Leading pharmaceutical companies are lining up to use a pioneering cancer test developed by UK start-up Angle after it received a first-of-its-kind US regulatory clearance.

Angle’s liquid biopsy test captures live cancer cells in the blood that clinicians can use to personalise treatment by understanding the mutations and gene expression in each patient’s cancer.

Shares in the London-listed company jumped almost 60 per cent on the day the Food and Drug Administration gave the test clearance for use in metastatic breast cancer.

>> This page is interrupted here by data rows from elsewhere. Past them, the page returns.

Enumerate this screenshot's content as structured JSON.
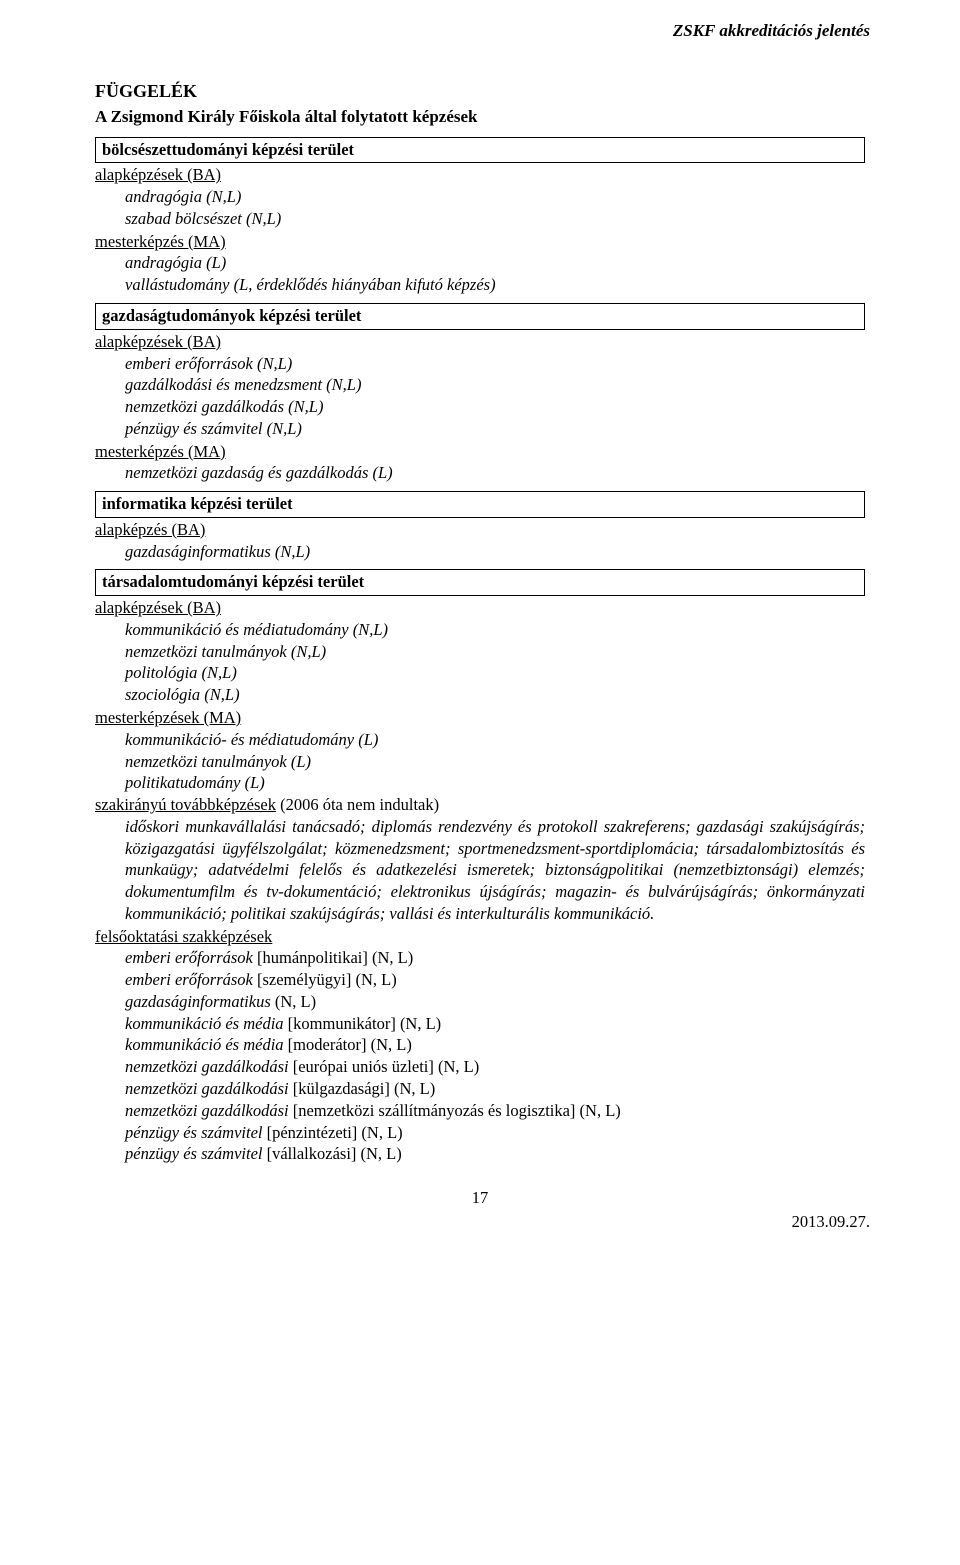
{
  "header": {
    "running_title": "ZSKF akkreditációs jelentés"
  },
  "appendix": {
    "title": "FÜGGELÉK",
    "subtitle": "A Zsigmond Király Főiskola által folytatott képzések"
  },
  "sections": {
    "bolcseszet": {
      "area_title": "bölcsészettudományi képzési terület",
      "ba_label": "alapképzések (BA)",
      "ba_items": [
        "andragógia (N,L)",
        "szabad bölcsészet (N,L)"
      ],
      "ma_label": "mesterképzés (MA)",
      "ma_items": [
        "andragógia (L)",
        "vallástudomány (L, érdeklődés hiányában kifutó képzés)"
      ]
    },
    "gazdasag": {
      "area_title": "gazdaságtudományok képzési terület",
      "ba_label": "alapképzések (BA)",
      "ba_items": [
        "emberi erőforrások (N,L)",
        "gazdálkodási és menedzsment (N,L)",
        "nemzetközi gazdálkodás (N,L)",
        "pénzügy és számvitel (N,L)"
      ],
      "ma_label": "mesterképzés (MA)",
      "ma_items": [
        "nemzetközi gazdaság és gazdálkodás (L)"
      ]
    },
    "informatika": {
      "area_title": "informatika képzési terület",
      "ba_label": "alapképzés (BA)",
      "ba_items": [
        "gazdaságinformatikus (N,L)"
      ]
    },
    "tarsadalom": {
      "area_title": "társadalomtudományi képzési terület",
      "ba_label": "alapképzések (BA)",
      "ba_items": [
        "kommunikáció és médiatudomány (N,L)",
        "nemzetközi tanulmányok (N,L)",
        "politológia (N,L)",
        "szociológia (N,L)"
      ],
      "ma_label": "mesterképzések (MA)",
      "ma_items": [
        "kommunikáció- és médiatudomány (L)",
        "nemzetközi tanulmányok (L)",
        "politikatudomány (L)"
      ],
      "szakiranyu_label": "szakirányú továbbképzések",
      "szakiranyu_suffix": " (2006 óta nem indultak)",
      "szakiranyu_paragraph": "időskori munkavállalási tanácsadó; diplomás rendezvény és protokoll szakreferens; gazdasági szakújságírás; közigazgatási ügyfélszolgálat; közmenedzsment; sportmenedzsment-sportdiplomácia; társadalombiztosítás és munkaügy; adatvédelmi felelős és adatkezelési ismeretek; biztonságpolitikai (nemzetbiztonsági) elemzés; dokumentumfilm és tv-dokumentáció; elektronikus újságírás; magazin- és bulvárújságírás; önkormányzati kommunikáció; politikai szakújságírás; vallási és interkulturális kommunikáció.",
      "felsooktatasi_label": "felsőoktatási szakképzések",
      "felsooktatasi_items": [
        {
          "pre": "emberi erőforrások",
          "mid": " [humánpolitikai] (N, L)"
        },
        {
          "pre": "emberi erőforrások",
          "mid": " [személyügyi] (N, L)"
        },
        {
          "pre": "gazdaságinformatikus",
          "mid": " (N, L)"
        },
        {
          "pre": "kommunikáció és média",
          "mid": " [kommunikátor] (N, L)"
        },
        {
          "pre": "kommunikáció és média",
          "mid": " [moderátor] (N, L)"
        },
        {
          "pre": "nemzetközi gazdálkodási",
          "mid": " [európai uniós üzleti] (N, L)"
        },
        {
          "pre": "nemzetközi gazdálkodási",
          "mid": " [külgazdasági] (N, L)"
        },
        {
          "pre": "nemzetközi gazdálkodási",
          "mid": " [nemzetközi szállítmányozás és logisztika] (N, L)"
        },
        {
          "pre": "pénzügy és számvitel",
          "mid": " [pénzintézeti] (N, L)"
        },
        {
          "pre": "pénzügy és számvitel",
          "mid": " [vállalkozási] (N, L)"
        }
      ]
    }
  },
  "footer": {
    "page_number": "17",
    "date": "2013.09.27."
  }
}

The Surrey-based start-up already works with US drugmaker Abbott to use its test to identify patients who will respond to its treatment Herceptin. It is working on a trial in ovarian cancer and this week signed a deal with Philadelphia-based MidLantic Urology to study its test in prostate cancer.

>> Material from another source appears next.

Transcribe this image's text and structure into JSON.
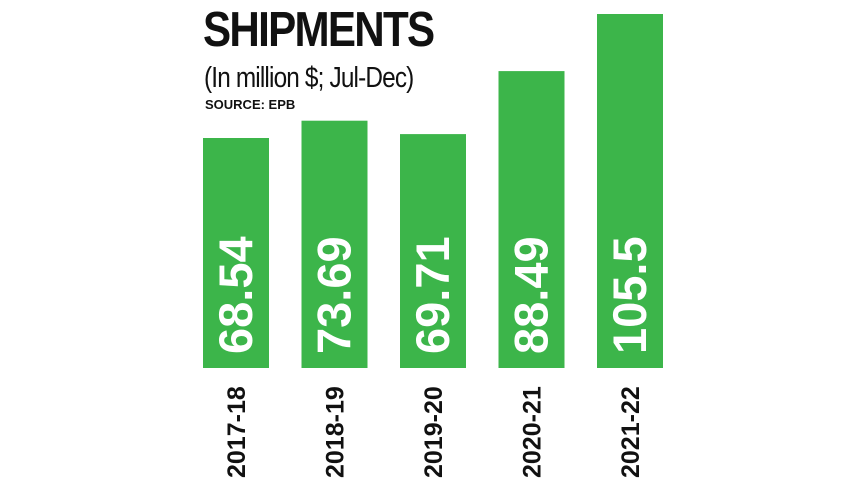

Andrew Newland, chief executive, said other companies had approached Angle since the clearance last week because the test enables them to follow their progress as the drug tackles tumours. Ultimately, it hopes they will develop diagnostics as companions to each drug.

“Our vision is that we’re going to transform the way that cancer is diagnosed and treated for every cancer type worldwide,” he said. “So we either have to be a very, very large company, or as we’re currently planning, we have to have many deals with very large companies to achieve that.” 

He said Angle wants to help clinicians who are “flying blind”, trying to work out which treatments a patient will respond to. In metastatic breast cancer, over half of patients do not have a biopsy at the secondary site, or repeat biopsies. “The cancer changes over time so the tissue biopsy becomes out of date,” he said.

Until now, harvesting these cancer cells has been a huge challenge because there is roughly one to every billion blood cells. The company, which grew out of a consulting business helping commercialise intellectual property, acquired the patents behind the test from George Hvichia, a scientist at the University of Pennsylvania.

Investment has been pouring into the nascent liquid biopsy market, funding scientists who hope that a simple blood test can replace more invasive ways of detecting and monitoring cancer. Gene-sequencing company Illumina is acquiring cancer-testing group Grail for $8bn, while other businesses such as Thrive and Freenome have raised large sums in private funding rounds.

Rivals are focusing on developing tests that could be used to diagnose patients with early-stage cancers, before they begin to experience symptoms. This could be revolutionary but is fraught with risk because the tests must be very accurate to avoid false positives.

In contrast, Angle is focusing on tracking already diagnosed cancers to enable more personalised treatment and is selling a testing product to labs rather than offering a service.

As demand soars, Angle plans to expand its workforce by 50 per cent this year and to double the size of its headquarters.

But Newland said there had been far more appetite for the test in the US than from the UK’s NHS, even though it has the EU CE mark.

The company has worked with top UK cancer research centres such as Barts Cancer Institute but would like to roll it out more extensively across the health service, where it has been “very, very difficult to gain traction”.

“Unfortunately, we failed miserably. We tried. But we’re finding all the traction is coming on the United States side, which is very disappointing,” he said. “We can even provide this test at relatively low cost . . . but it’s just impossible to find anybody who’s able to make a decision.”